Thirty-one members of the National Book Critics Circle have signed an open letter to the institution’s board of directors and general membership to offer detailed recommendations for reform. Among their proposals, the group suggests creating an advisory board, establishing an income-based sliding scale for membership dues, and revising the organization’s voting systems. Newly elected board president David Varno acknowledged the letter in an e-mail to all members, writing: “The board will meet soon to discuss the suggestions and requests made in the letter as part of its ongoing work to modernize the bylaws and empower the Diversity & Inclusion committee into action.” (Publishers Weekly)
The Poetry Society of America and the creative nonprofit Saint Flashlight have collaborated on a new dial-a-poem project: Calling the World. Seeking to mitigate the isolation of living through a pandemic, the organizers invite readers to dial in and listen to archival recordings from poets around the world, including Anne Carson, Kwame Dawes, and Mahmoud Darwish.
“Rooney, like her characters, seems content to perform awareness of inequality, even to exploit it as a device, but not to engage with it as a profound and messy reality.” Katy Waldman critiques Sally Rooney’s novels and Naoise Dolan’s Exciting Times for what she describes as their “reflexivity trap”—the idea that “professing awareness of a fault absolves you of that fault.” (New Yorker)
Black Book Designers, an online community space for Black and Brown book cover artists, has launched its first website. Dominique Jones, a cover designer at Dutton, founded the organization in July via Instagram.
“I wished I was a vampire squid the most when I was the new girl in high school.” Aimee Nezhukumatathil references the vampire squid and the darkest depths of the ocean to talk about loneliness. (Paris Review Daily)
An interview with Nezhukumatathil appears in the current issue of Poets & Writers Magazine.
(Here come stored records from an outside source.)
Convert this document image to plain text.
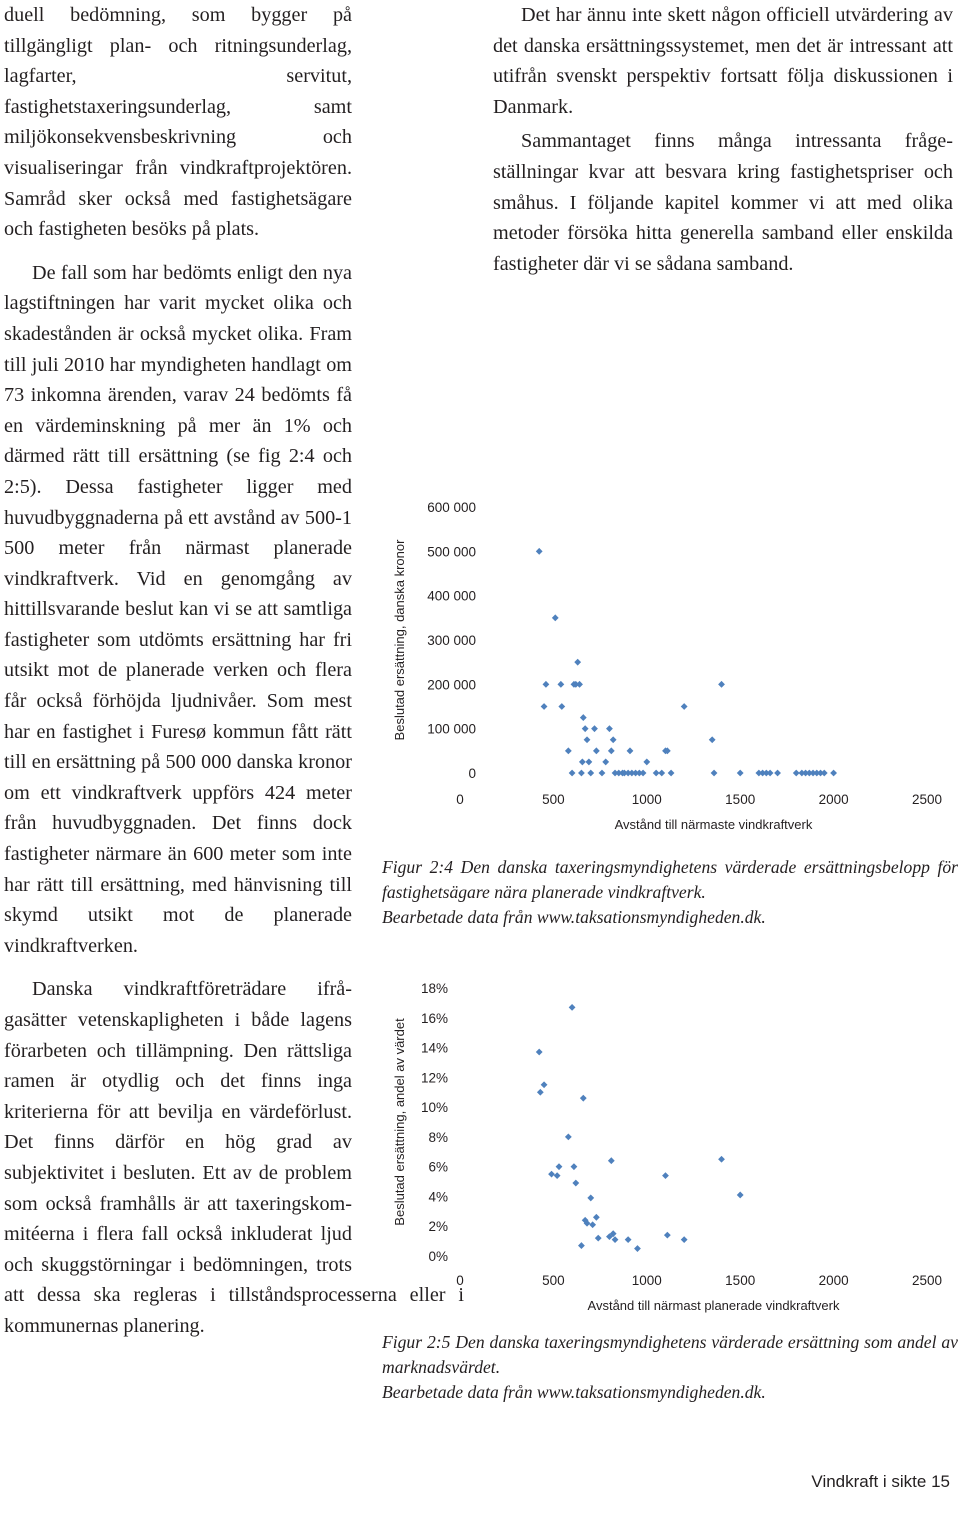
duell bedömning, som bygger på tillgängligt plan- och ritningsunderlag, lagfarter, servitut, fastighetstaxeringsunderlag, samt miljökonsekvensbeskrivning och visualiseringar från vindkraftprojektören. Samråd sker också med fastighetsägare och fastigheten besöks på plats.

De fall som har bedömts enligt den nya lagstiftningen har varit mycket olika och skadestånden är också mycket olika. Fram till juli 2010 har myndigheten handlagt om 73 inkomna ärenden, varav 24 bedömts få en värdeminskning på mer än 1% och därmed rätt till ersättning (se fig 2:4 och 2:5). Dessa fastigheter ligger med huvudbyggnaderna på ett avstånd av 500-1 500 meter från närmast planerade vindkraftverk. Vid en genomgång av hittillsvarande beslut kan vi se att samtliga fastigheter som utdömts ersättning har fri utsikt mot de planerade verken och flera får också förhöjda ljudnivåer. Som mest har en fastighet i Furesø kommun fått rätt till en ersättning på 500 000 danska kronor om ett vindkraftverk uppförs 424 meter från huvudbyggnaden. Det finns dock fastigheter närmare än 600 meter som inte har rätt till ersättning, med hänvisning till skymd utsikt mot de planerade vindkraftverken.

Danska vindkraftföreträdare ifrågasätter vetenskapligheten i både lagens förarbeten och tillämpning. Den rättsliga ramen är otydlig och det finns inga kriterierna för att bevilja en värdeförlust. Det finns därför en hög grad av subjektivitet i besluten. Ett av de problem som också framhålls är att taxeringskommitéerna i flera fall också inkluderat ljud och skuggstörningar i bedömningen, trots att dessa ska regleras i tillståndsprocesserna eller i kommunernas planering.

Det har ännu inte skett någon officiell utvärdering av det danska ersättningssystemet, men det är intressant att utifrån svenskt perspektiv fortsatt följa diskussionen i Danmark.

Sammantaget finns många intressanta frågeställningar kvar att besvara kring fastighetspriser och småhus. I följande kapitel kommer vi att med olika metoder försöka hitta generella samband eller enskilda fastigheter där vi se sådana samband.

0
100 000
200 000
300 000
400 000
500 000
600 000
0	500	1000	1500	2000	2500
Avstånd till närmaste vindkraftverk
Beslutad ersättning, danska kronor

Figur 2:4 Den danska taxeringsmyndighetens värderade ersättningsbelopp för fastighetsägare nära planerade vindkraftverk.

Bearbetade data från www.taksationsmyndigheden.dk.

0%
2%
4%
6%
8%
10%
12%
14%
16%
18%
0	500	1000	1500	2000	2500
Avstånd till närmast planerade vindkraftverk
Beslutad ersättning, andel av värdet

Figur 2:5 Den danska taxeringsmyndighetens värderade ersättning som andel av marknadsvärdet.

Bearbetade data från www.taksationsmyndigheden.dk.

Vindkraft i sikte 15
The Atlanta Journal-Constitution recommends new books by Southern writers, including Transcendent Kingdom by Yaa Gyasi and A Measure of Belonging, a collection of essays by Southern writers of color, edited by Cinelle Barnes.
Authors Melissa Faliveno, Raven Leilani, and Christina Hammonds Reed reflect on the logistics of publishing their debuts in the COVID-19 era. (Marketplace)
Submittable offers advice to writers and publishers on how to approach book marketing during the global pandemic.